[Lustre-devel] server-side resending & bulk transfer

Fri Feb 5 12:20:13 PST 2010

On Fri, Feb 05, 2010 at 05:12:51PM +0000, Eric Barton wrote:
> On Feb 5, 2010, at 8:35 AM, Johann Lombardi wrote:
> > Unlike lock callback rpcs, losing the start bulk signal is not fatal since
> > the bulk transfer will timeout on the server side, the request be dropped
> > and the client will resend after reconnection. This is indeed harmless,
> > but still causes slowdown which could be avoided according to LLNL if we
> > try to resend the start bulk signal (bug 21714). Brian Behlendorf's
> > proposal is to resend the start bulk signal after the first l_wait_event()
> > timeout in ost_brw_write(). However, we don't know if this is safe to do,
> > e.g. how does the client react if it receives duplicated start bulk signals?
> 
> Yes, the server could retry the bulk if it times out and this
> will be safe for the client since its bulk buffer is auto-unlinked,
> so only 1 bulk PUT/GET can match it.  But if the problem happens
> on the way back to the server rather than the way out to the client,
> you're hosed since the bulk has completed from the client's POV.
> 
> This should be an exceptional circumstance - i.e. a router has
> actually failed - so I think it's better just to stick with the
> client retrying from scratch rather than tying down a server thread
> until it has decided whether there was a router failure or the
> client really crashed.

I agree that tying down a server thread on a long block is not a good
thing.  If the LLNL proposal (resend the start bulk signal) is on the
money, then the thing to do would be to create a queue and separate
service thread(s) to handle such resends.

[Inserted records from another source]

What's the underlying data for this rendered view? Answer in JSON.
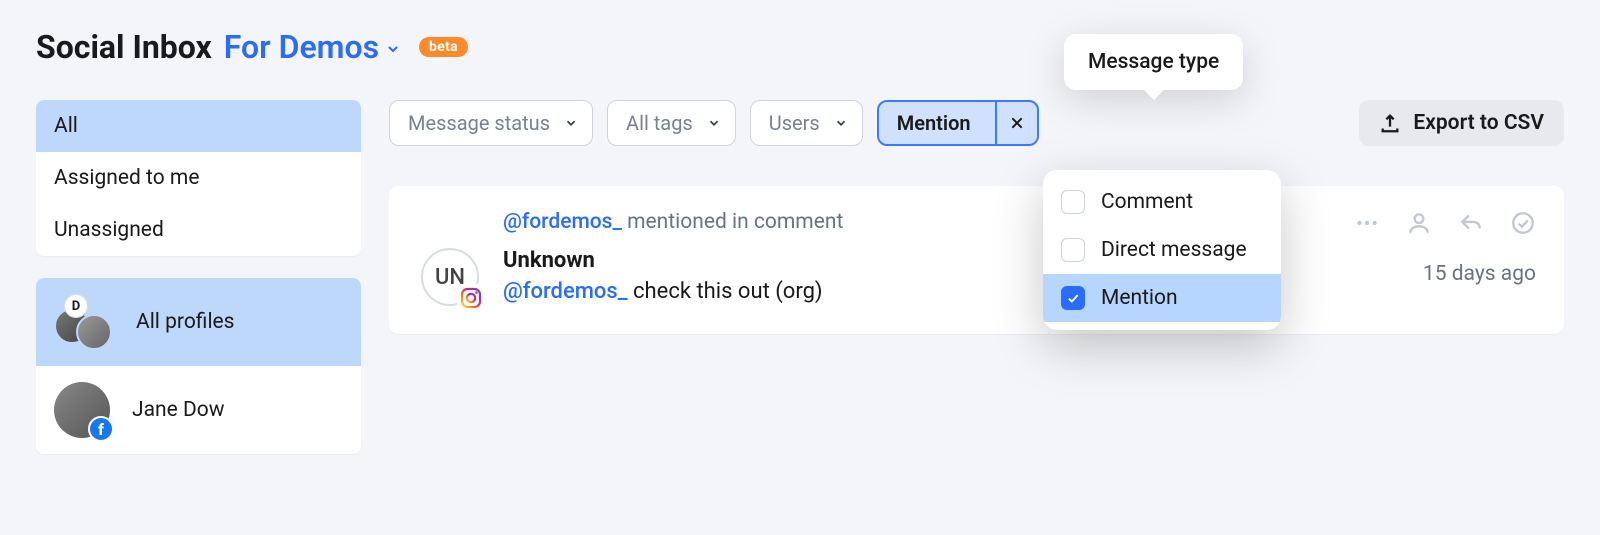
{
  "header": {
    "title": "Social Inbox",
    "selector": "For Demos",
    "badge": "beta"
  },
  "sidebar": {
    "filters": [
      {
        "label": "All",
        "active": true
      },
      {
        "label": "Assigned to me",
        "active": false
      },
      {
        "label": "Unassigned",
        "active": false
      }
    ],
    "profiles": [
      {
        "label": "All profiles",
        "badge_letter": "D",
        "active": true
      },
      {
        "label": "Jane Dow",
        "network": "facebook",
        "active": false
      }
    ]
  },
  "filters": {
    "message_status": "Message status",
    "tags": "All tags",
    "users": "Users",
    "message_type_selected": "Mention",
    "export_label": "Export to CSV",
    "tooltip": "Message type",
    "type_options": [
      {
        "label": "Comment",
        "checked": false
      },
      {
        "label": "Direct message",
        "checked": false
      },
      {
        "label": "Mention",
        "checked": true
      }
    ]
  },
  "message": {
    "handle": "@fordemos_",
    "context_suffix": " mentioned in comment",
    "author": "Unknown",
    "avatar_initials": "UN",
    "body_handle": "@fordemos_",
    "body_rest": " check this out (org)",
    "time": "15 days ago"
  }
}
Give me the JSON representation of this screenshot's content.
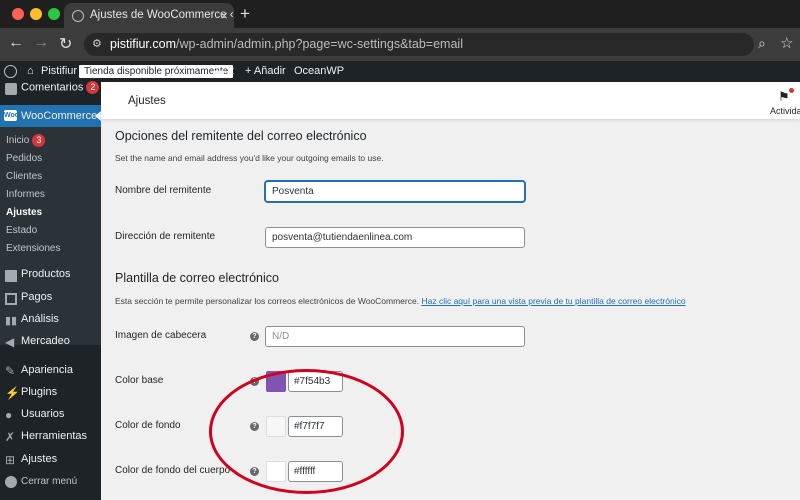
{
  "browser": {
    "tab_title": "Ajustes de WooCommerce ‹ P",
    "tab_close": "×",
    "new_tab": "+",
    "url_host": "pistifiur.com",
    "url_path": "/wp-admin/admin.php?page=wc-settings&tab=email"
  },
  "admin_bar": {
    "site_name": "Pistifiur",
    "store_badge": "Tienda disponible próximamente",
    "comments_count": "2",
    "add_new": "+ Añadir",
    "theme": "OceanWP"
  },
  "sidebar": {
    "comments": {
      "label": "Comentarios",
      "count": "2"
    },
    "woocommerce": "WooCommerce",
    "submenu": [
      {
        "label": "Inicio",
        "count": "3"
      },
      {
        "label": "Pedidos"
      },
      {
        "label": "Clientes"
      },
      {
        "label": "Informes"
      },
      {
        "label": "Ajustes"
      },
      {
        "label": "Estado"
      },
      {
        "label": "Extensiones"
      }
    ],
    "items": [
      "Productos",
      "Pagos",
      "Análisis",
      "Mercadeo",
      "Apariencia",
      "Plugins",
      "Usuarios",
      "Herramientas",
      "Ajustes"
    ],
    "collapse": "Cerrar menú"
  },
  "header": {
    "title": "Ajustes",
    "activity": "Actividad"
  },
  "sender_section": {
    "heading": "Opciones del remitente del correo electrónico",
    "description": "Set the name and email address you'd like your outgoing emails to use.",
    "fields": [
      {
        "label": "Nombre del remitente",
        "value": "Posventa"
      },
      {
        "label": "Dirección de remitente",
        "value": "posventa@tutiendaenlinea.com"
      }
    ]
  },
  "template_section": {
    "heading": "Plantilla de correo electrónico",
    "description": "Esta sección te permite personalizar los correos electrónicos de WooCommerce.",
    "link": "Haz clic aquí para una vista previa de tu plantilla de correo electrónico",
    "header_image": {
      "label": "Imagen de cabecera",
      "placeholder": "N/D"
    },
    "colors": [
      {
        "label": "Color base",
        "value": "#7f54b3"
      },
      {
        "label": "Color de fondo",
        "value": "#f7f7f7"
      },
      {
        "label": "Color de fondo del cuerpo",
        "value": "#ffffff"
      }
    ]
  },
  "colors": {
    "wp_blue": "#2271b1",
    "admin_dark": "#1d2327",
    "annotation_red": "#d2001f"
  }
}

> Roll on the health network! :)

Well, if the deadline here is on the order of 1s or thereabouts then the
health network isn't likely to help much because we're not going to get
sub-second dead node detection.  (Well, if we jack up the ping rate and
reduce the time-to-declare-death low enough, and make sure that HN
threads and messaging are suitably prioritized, then we might be able to
get sub-second dead node detection, but my gut feeling is that any
heuristic approach should wait for longer than 1s.)

Nico
--